No último domingo (21), foi veiculado no programa "Teledomingo", da TV RBS, reportagem que mostrava prática controversa dos deputados gaúchos. Nas quintas-feiras, os parlamentares assinam presença no Plenário da Casa e partem para atuação em suas bases.

Por coação da Assembleia - receosa de que a reportagem prejudicasse a imagem dos parlamentares e da Casa - a RBS teria retirado o nome de deputados da matéria e amenizado seu conteúdo.

O superintendente de comunicação da Assembleia, Carlos Bastos, declarou ao Portal IMPRENSA que, de fato, ele e o presidente Giovani Cherini se reuniram com a direção da rede, na última sexta-feira (19).

O objetivo do encontro era discutir o comportamento do repórter Giovani Grizotti que, ao longo dos quinze dias de produção da reportagem, teria abordado parlamentares de forma pouco ortodoxa, culminando com o incidente em que o deputado Dionilso Marcon (PT) arrancou com um safanão o microfone do jornalista. À IMPRENSA, Marcon declarou - na última quinta (18) - que sua atitude fora proporcional "à falta de respeito" de Grizotti.

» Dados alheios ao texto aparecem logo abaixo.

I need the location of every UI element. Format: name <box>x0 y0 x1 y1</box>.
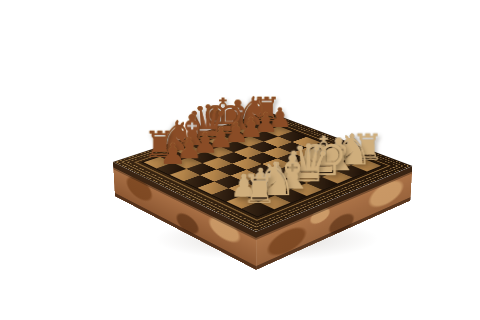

Carlos Bastos, que atuou por 25 anos no Grupo RBS, sublinhou que a reunião não tratou de modificações no conteúdo, mas do modo como o trabalho foi conduzido. "Posso te assegurar que a conversa foi pontual, e a respeito da condução da matéria e não do conteúdo, e isso ocorreu vários dias antes da veiculação", explicou acrescentando que os representantes da rede ouviram as observações, mas não se pronunciaram a respeito. "O Grupo RBS é muito forte para ser suscetível a esse tipo de pressão".

Procurada pela reportagem, a RBS declarou que os autorizados a comentar o caso não estavam disponíveis.